Filamentary structures, also called ridges, generalize the concept of modes of density functions and provide low-dimensional representations of point clouds. Using kernel type plug-in estimators, we give asymptotic confidence regions for filamentary structures based on two bootstrap approaches: multiplier bootstrap and empirical bootstrap. Our theoretical framework respects the topological structure of ridges by allowing the possible existence of intersections.

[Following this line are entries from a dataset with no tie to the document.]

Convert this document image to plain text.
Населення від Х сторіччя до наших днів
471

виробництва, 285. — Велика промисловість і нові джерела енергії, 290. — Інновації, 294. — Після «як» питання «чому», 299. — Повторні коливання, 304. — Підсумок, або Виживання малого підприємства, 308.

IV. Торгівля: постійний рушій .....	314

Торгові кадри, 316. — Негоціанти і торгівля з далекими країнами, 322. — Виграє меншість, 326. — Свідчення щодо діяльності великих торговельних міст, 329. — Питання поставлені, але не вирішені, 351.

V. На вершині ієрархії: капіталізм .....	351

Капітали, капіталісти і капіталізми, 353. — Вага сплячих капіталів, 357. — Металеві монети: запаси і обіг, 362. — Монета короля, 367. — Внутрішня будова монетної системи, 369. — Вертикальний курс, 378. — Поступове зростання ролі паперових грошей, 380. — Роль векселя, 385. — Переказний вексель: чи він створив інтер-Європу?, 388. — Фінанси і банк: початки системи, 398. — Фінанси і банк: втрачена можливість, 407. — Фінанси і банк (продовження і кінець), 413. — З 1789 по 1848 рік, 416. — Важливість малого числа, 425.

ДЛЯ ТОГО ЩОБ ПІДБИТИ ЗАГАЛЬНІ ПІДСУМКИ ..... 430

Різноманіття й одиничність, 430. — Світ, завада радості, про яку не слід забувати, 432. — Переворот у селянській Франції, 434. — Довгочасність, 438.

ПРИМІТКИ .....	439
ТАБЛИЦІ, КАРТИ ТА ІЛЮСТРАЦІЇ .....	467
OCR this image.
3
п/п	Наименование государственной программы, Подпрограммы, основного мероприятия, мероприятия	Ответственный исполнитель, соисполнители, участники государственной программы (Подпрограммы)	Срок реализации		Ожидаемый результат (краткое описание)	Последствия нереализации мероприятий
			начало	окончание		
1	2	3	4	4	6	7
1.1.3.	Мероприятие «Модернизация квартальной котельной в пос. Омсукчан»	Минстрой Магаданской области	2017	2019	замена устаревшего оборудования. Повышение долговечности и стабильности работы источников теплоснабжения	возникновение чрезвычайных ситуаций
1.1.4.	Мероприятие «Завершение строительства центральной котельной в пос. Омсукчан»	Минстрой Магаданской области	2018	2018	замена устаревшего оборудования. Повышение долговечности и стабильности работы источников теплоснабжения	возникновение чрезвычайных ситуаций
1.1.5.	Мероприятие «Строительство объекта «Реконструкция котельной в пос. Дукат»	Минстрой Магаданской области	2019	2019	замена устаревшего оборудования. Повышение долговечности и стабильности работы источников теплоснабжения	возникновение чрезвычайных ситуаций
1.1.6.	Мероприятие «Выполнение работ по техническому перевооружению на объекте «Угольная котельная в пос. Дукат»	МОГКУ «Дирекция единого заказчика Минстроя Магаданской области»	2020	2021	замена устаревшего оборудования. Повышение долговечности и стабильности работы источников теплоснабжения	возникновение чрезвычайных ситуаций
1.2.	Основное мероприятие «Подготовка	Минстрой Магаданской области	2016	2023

Different asymptotic behaviors of the estimators are analyzed depending on how flat the ridges are, and our confidence regions are shown to be asymptotically valid in different scenarios in a unified form. As a critical step in the derivation, we approximate the suprema of the relevant empirical processes by those of Gaussian processes, which are degenerate in our problem and are handled by anti-concentration inequalities for Gaussian processes that do not require positive infimum variance.

翻译：摘要：丝状结构（也称为脊线）推广了密度函数模态的概念，并为点云提供了低维表示。基于核类型插入估计量，我们利用两种自助法（乘子自助法和经验自助法）给出了丝状结构的渐近置信区域。我们的理论框架通过允许交叉点的存在，尊重了脊线的拓扑结构。根据脊线平坦程度的不同，分析了估计量的不同渐近行为，并证明了我们的置信区域在不同场景下以统一形式渐近有效。在推导的关键步骤中，我们将相关经验过程的上确界近似为高斯过程的上确界——这些过程在我们的问题中是退化的，并通过无需正下确界方差的高斯过程反集中不等式进行处理。